CalArts alum Maisa Imamović’s (Critical Studies MFA 24) second book, Maisa in Webland: Detouring UX Destinies, examines how contemporary internet systems shape behavior, care, and belonging.
The book asks what “user-friendly” design means in an online environment where stalking, teasing, and ghosting have become central rather than peripheral. It considers how users are encouraged to optimize and brand themselves while navigating surveillance, privacy erosion, and platform reward systems. Throughout the book, Imamović questions how people might live online without fully surrendering to these pressures.
Drawing on early cyberfeminist websites and in dialogue with digital thinkers, web scripts, and business interests, Maisa in Webland explores imperfect uses of software, preservation of fragile web infrastructures, tactical content strategies, and experiments with autonomous financial systems. The book presents the internet as a speculative and often unstable space in which binaries dissolve and meaning resists easy monetization.
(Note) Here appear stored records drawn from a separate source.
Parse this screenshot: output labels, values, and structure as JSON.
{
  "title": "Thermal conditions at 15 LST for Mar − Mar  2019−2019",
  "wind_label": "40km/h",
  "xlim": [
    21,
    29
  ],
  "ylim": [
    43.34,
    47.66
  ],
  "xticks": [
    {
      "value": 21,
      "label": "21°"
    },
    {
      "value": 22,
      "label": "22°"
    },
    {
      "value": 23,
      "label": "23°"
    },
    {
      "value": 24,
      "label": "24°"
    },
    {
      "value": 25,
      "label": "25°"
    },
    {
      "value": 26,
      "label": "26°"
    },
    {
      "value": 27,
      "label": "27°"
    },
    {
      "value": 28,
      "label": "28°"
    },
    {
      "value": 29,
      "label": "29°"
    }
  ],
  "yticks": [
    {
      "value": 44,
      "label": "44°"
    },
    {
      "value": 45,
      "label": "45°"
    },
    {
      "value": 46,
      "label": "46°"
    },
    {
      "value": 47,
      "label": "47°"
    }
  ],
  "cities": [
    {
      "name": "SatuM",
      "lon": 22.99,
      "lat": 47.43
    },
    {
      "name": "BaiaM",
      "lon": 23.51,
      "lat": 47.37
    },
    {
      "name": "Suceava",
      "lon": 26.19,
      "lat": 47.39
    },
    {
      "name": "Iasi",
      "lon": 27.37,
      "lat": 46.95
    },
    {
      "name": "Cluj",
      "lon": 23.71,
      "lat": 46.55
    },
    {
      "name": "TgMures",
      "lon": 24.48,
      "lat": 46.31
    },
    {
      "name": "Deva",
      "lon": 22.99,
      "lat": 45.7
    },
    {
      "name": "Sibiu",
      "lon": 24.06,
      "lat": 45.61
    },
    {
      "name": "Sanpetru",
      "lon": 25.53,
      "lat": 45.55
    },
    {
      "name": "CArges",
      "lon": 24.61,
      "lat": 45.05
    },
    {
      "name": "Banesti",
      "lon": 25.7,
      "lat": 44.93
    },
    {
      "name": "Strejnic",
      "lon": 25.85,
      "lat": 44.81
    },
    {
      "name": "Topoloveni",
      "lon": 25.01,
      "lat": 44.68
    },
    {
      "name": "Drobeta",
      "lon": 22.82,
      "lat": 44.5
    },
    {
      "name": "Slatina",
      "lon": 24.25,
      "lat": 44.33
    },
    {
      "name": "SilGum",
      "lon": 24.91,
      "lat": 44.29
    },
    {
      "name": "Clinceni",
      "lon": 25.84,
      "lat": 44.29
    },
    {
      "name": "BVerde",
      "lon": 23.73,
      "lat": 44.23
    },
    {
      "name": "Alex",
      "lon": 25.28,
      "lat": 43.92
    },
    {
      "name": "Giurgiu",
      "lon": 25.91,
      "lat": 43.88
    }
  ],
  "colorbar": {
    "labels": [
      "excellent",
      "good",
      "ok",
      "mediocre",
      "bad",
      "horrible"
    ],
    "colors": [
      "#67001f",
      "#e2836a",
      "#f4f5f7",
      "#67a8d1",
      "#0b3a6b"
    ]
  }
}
Writer Nada Alic describes the book as tracing the erosion of the web’s early utopian ideals to its “cold and extractive present,” while designer and writer Silvio Lorusso calls it “the interface confessional,” a form that treats digital experience as fully human rather than flattened.
The project began as Imamović’s Aesthetics and Politics program graduate thesis and was developed into a book following her graduation.
Imamović presents the book at a Los Angeles launch event this Friday, Jan. 16 at JOAN gallery. Doors open at 6:30 pm, followed by remarks at 7 pm and a moderated conversation with artist and coder Lauren Lee McCarthy. A reception and book signing closes the evening.